Interview, 10/2009: Imre KISS, Generaldirektor Palast der Künste – Budapest, Ein Mann mit einer Vision für eine bessere Gesellschaft durch die Kunst

Interview mit Imre Kiss, dem Generaldirektor des Palastes der Künste (MÜPA) in Budapest
 
Imre Kiss. Photo: Klaus Billand

Ein Mann mit einer Vision für eine bessere Gesellschaft durch die Kunst
 
Anlässlich der beiden „Parsifal“-Aufführungen Ende Juni im Rahmen der Budapester Wagner-Tage unter der künstlerischen Leitung von Ádám Fischer, nahm ich die Gelegenheit wahr, nach vier Jahren Berichterstattung von den Wagnertagen aus dem wunderschönen Nationalen Konzerthaus Béla Bartók, Imre Kiss den Generaldirektor des MÜPA, zu interviewen. Seit etwa zehn Jahren ist Imre Kiss, ein äußerst sympathischer, bescheidener und im Kunstmanagement sehr erfahrener Mann, nun Generaldireketor des MÜPA. Vor mir sitzt ein etwas gebrechlich wirkender älterer Herr, der aber mit einem stets freundlichen Lächeln und blitzenden Augen eine starke Überzeugungskraft bei seiner Mission an der Spitze dieser mittlerweile in Ungarn sehr bedeutend gewordenen Kulturinstitution unter Beweis stellt. Er entspricht so gar nicht dem traditionellen, oft abgehobenen Stil des internationalen Kulturmanagers und ist ungewöhnlich humorvoll. Obwohl Kiss sehr gut Deutsch spricht, lässt er eine Dolmetscherin hinzuziehen um sicher zu gehen, dass kein Detail des Interviews missverstanden wird. Wir blicken aus seinem modernen großzügigen Büro auf die langsam dahin ziehende Donau, und in der Ferne auf die Zitadelle auf der anderen Seite sowie die Stadt Budapest flussaufwärts. Diese Ferne, das soll sich im Laufe des Interviews zeigen, hat durchaus auch symbolischen Charakter…
 
Das künstlerische und gesellschaftliche Konzept des Palasts der Künste: Imre Kiss hat die ganze Entwicklung dieses völlig neuen und modernen Kunstkomplexes am linken Donauufer weit unterhalb des Stadtzentrums miterlebt, wo ein ganz neuer und hochmoderner Stadtteil entsteht.

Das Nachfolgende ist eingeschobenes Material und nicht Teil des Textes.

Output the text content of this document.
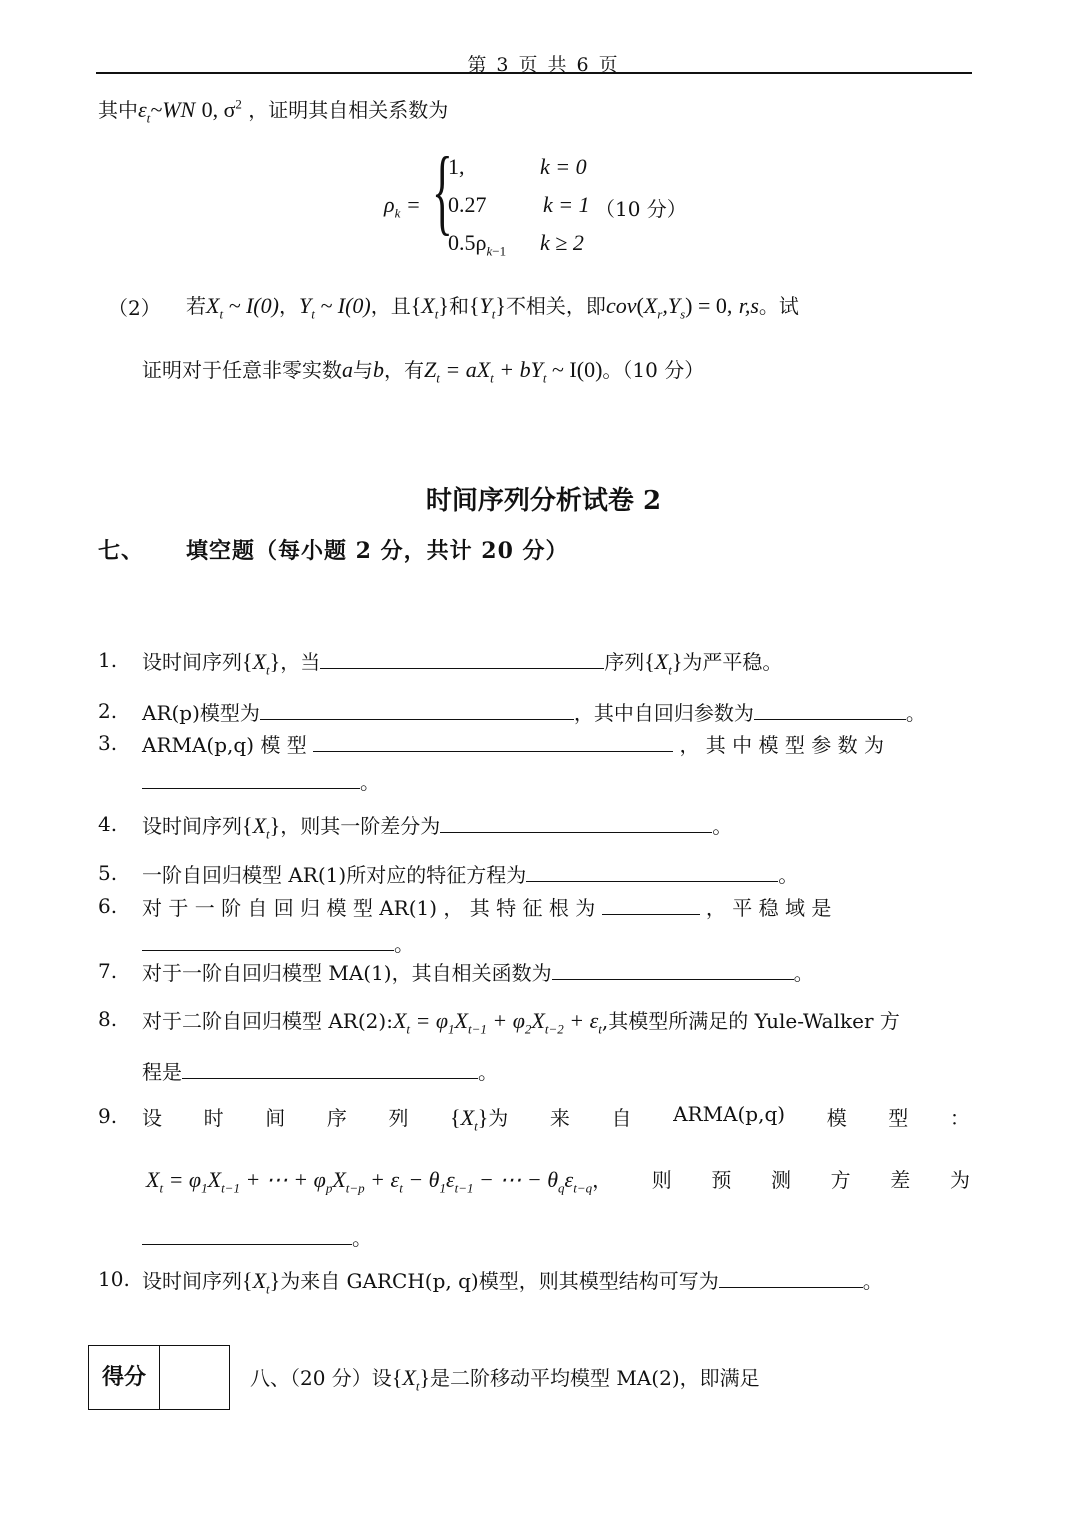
第 3 页 共 6 页
其中$\varepsilon_t\sim WN$ 0, $\sigma^2$ ，证明其自相关系数为
$\rho_k$ = {
1,	k = 0
0.27	k = 1 （10 分）
$0.5\rho_{k-1}$ k ≥ 2
（2） 若$X_t$ ~ I(0)，$Y_t$ ~ I(0)，且$\{X_t\}$和$\{Y_t\}$不相关，即$cov(X_r,Y_s) = 0$, r,s。试
证明对于任意非零实数a与b，有$Z_t = aX_t + bY_t$ ~ I(0)。（10 分）
时间序列分析试卷 2
七、 填空题（每小题 2 分，共计 20 分）
1. 设时间序列$\{X_t\}$，当	序列$\{X_t\}$为严平稳。
2. AR(p)模型为	，其中自回归参数为	。
3. ARMA(p,q) 模 型	， 其 中 模 型 参 数 为
。
4. 设时间序列$\{X_t\}$，则其一阶差分为	。
5. 一阶自回归模型 AR(1)所对应的特征方程为	。
6. 对 于 一 阶 自 回 归 模 型 AR(1) ， 其 特 征 根 为	， 平 稳 域 是
。
7. 对于一阶自回归模型 MA(1)，其自相关函数为	。
8. 对于二阶自回归模型 $AR(2):X_t = \varphi_1X_{t-1} + \varphi_2X_{t-2} + \varepsilon_t$,其模型所满足的 Yule-Walker 方
程是	。
9. 设 时 间 序 列 $\{X_t\}$为 来 自 ARMA(p,q) 模 型 ：
$X_t = \varphi_1X_{t-1}$ + ⋯ + $\varphi_pX_{t-p} + \varepsilon_t - \theta_1\varepsilon_{t-1}$ − ⋯ − $\theta_q\varepsilon_{t-q}$， 则 预 测 方 差 为
。
10. 设时间序列$\{X_t\}$为来自 GARCH(p, q)模型，则其模型结构可写为	。
得分	八、（20 分）设$\{X_t\}$是二阶移动平均模型 MA(2)，即满足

Kiss ist stolz auf den Kunstpalast, das merkt man ihm sofort an. Denn er kann auch darauf verweisen, dass im Palast acht verschiedene Kunstgattungen beheimatet sind, was auf den ersten Blick nicht recht auffällt. Es begann mit der Klassik, dann traten Jazz, Ballett und andere Sparten hinzu. Es gibt umfangreiche spezielle Programme für Kinder bis zu 20 Jahren, so z.B. wie man mit Musikinstrumenten umgeht, Musiktheorie, viel Interaktivität. Selbst die Kleinsten mit 5-8 Jahren hören schon Melodien. Solche Programme finden außerhalb der Schulzeit statt, an Wochenenden und am Mittwoch. Außerdem sind bei den Konzerten und Opern im Konzerthaus Béla Bartók 168 Plätze für Studenten reserviert.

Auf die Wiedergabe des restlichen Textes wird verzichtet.